Però vorremmo dirti solo: parti,
torna al tuo paesello,
che l’era bello,
torna al tuo casolare,
torna a zappare.

Ma da dove proveniva questa mia passione per la poesia? Sicuramente da mio padre, che, pur avendo fatto solo la terza elementare, come si usava allora nelle famiglie dei poveri, si cimentava in ardite composizioni in rima, che poi stampava e regalava ad amici e parenti.

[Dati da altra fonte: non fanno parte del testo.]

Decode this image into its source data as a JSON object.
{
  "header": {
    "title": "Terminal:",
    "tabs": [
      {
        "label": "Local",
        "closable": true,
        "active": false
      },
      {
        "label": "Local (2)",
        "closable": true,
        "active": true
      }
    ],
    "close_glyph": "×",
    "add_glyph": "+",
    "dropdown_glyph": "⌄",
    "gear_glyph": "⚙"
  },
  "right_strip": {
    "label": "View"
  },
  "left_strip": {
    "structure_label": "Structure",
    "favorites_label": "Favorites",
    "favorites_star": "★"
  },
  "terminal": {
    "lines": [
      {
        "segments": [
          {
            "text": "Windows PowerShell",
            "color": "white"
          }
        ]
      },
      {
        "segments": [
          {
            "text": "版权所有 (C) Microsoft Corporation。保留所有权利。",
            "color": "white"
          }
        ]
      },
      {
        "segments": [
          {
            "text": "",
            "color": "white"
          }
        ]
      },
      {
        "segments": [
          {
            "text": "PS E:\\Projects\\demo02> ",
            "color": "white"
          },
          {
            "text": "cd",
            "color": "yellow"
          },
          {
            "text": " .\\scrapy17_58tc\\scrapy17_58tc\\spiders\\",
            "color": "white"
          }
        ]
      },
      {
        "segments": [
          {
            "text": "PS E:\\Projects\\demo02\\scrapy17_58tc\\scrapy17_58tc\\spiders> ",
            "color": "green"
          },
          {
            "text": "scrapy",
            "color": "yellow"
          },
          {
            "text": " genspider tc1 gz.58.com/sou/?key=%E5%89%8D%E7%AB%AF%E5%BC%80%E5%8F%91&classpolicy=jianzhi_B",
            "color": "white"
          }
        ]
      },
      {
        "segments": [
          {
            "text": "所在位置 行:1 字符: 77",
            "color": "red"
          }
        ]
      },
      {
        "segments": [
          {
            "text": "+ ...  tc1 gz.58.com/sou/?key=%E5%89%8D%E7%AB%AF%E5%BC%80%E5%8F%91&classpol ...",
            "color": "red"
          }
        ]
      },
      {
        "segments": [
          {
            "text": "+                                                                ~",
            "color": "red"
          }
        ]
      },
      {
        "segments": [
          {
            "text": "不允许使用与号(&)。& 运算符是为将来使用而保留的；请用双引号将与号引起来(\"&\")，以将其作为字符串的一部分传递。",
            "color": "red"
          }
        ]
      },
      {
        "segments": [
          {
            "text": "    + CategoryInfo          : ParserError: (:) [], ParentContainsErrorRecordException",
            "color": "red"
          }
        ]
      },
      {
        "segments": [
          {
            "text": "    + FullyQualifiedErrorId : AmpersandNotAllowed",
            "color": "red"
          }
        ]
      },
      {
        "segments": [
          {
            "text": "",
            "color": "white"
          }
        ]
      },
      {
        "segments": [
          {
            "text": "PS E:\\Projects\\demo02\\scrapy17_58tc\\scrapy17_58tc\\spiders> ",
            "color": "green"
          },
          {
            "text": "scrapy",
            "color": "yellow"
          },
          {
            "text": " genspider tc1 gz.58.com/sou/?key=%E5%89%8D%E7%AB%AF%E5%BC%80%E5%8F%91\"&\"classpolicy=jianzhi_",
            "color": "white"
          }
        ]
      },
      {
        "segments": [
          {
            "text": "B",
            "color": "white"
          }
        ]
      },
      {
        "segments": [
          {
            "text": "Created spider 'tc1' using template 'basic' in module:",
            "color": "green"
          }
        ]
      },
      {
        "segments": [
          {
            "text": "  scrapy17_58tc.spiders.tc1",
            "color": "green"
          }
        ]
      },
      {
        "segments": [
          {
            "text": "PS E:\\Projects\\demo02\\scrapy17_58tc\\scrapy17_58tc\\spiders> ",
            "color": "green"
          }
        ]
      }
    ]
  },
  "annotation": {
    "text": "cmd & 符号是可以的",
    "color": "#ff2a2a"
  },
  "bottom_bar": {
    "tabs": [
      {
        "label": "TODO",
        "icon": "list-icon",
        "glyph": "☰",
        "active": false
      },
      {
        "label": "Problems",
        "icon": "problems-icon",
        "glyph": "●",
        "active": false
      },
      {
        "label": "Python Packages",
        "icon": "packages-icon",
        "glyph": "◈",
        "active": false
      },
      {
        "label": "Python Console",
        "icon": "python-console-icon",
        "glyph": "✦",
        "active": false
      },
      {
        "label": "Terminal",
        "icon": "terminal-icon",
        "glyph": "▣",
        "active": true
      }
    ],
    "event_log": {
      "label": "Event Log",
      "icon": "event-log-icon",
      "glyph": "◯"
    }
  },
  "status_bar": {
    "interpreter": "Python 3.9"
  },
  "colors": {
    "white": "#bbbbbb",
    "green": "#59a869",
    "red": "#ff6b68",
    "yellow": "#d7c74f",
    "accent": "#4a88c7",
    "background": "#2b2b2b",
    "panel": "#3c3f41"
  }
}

Poi lo studio della letteratura italiana, con una brava docente che ci faceva amare le composizioni poetiche. Certo non sono un professionista della poesia scritta, visto che ho preferito optare per il cinema, in cui ho trasferito il mio amore per la poesia, sia nelle inquadrature che nei testi che nella scelta delle musiche. Queste che trovate in questo testo, sono state scritte spesso in occasione di viaggi, quando i lunghi tragitti in treno o la permanenza in tristi stanze d’albergo,consentivano di trovare il tempo di scrivere qualcosa. Alcune dedicate alle donne con cui ho condiviso momenti felici. Altre in occasione di ricorrenze varie, altre per accompagnare filmati, come quelle minerarie. E altre ancora per appagare la mia vena ironica e dissacratoria, come le ultime che appaiono nel testo.

Sperando di aver fatto qualcosa di piacevole, un ringraziamento a tutti i miei lettori.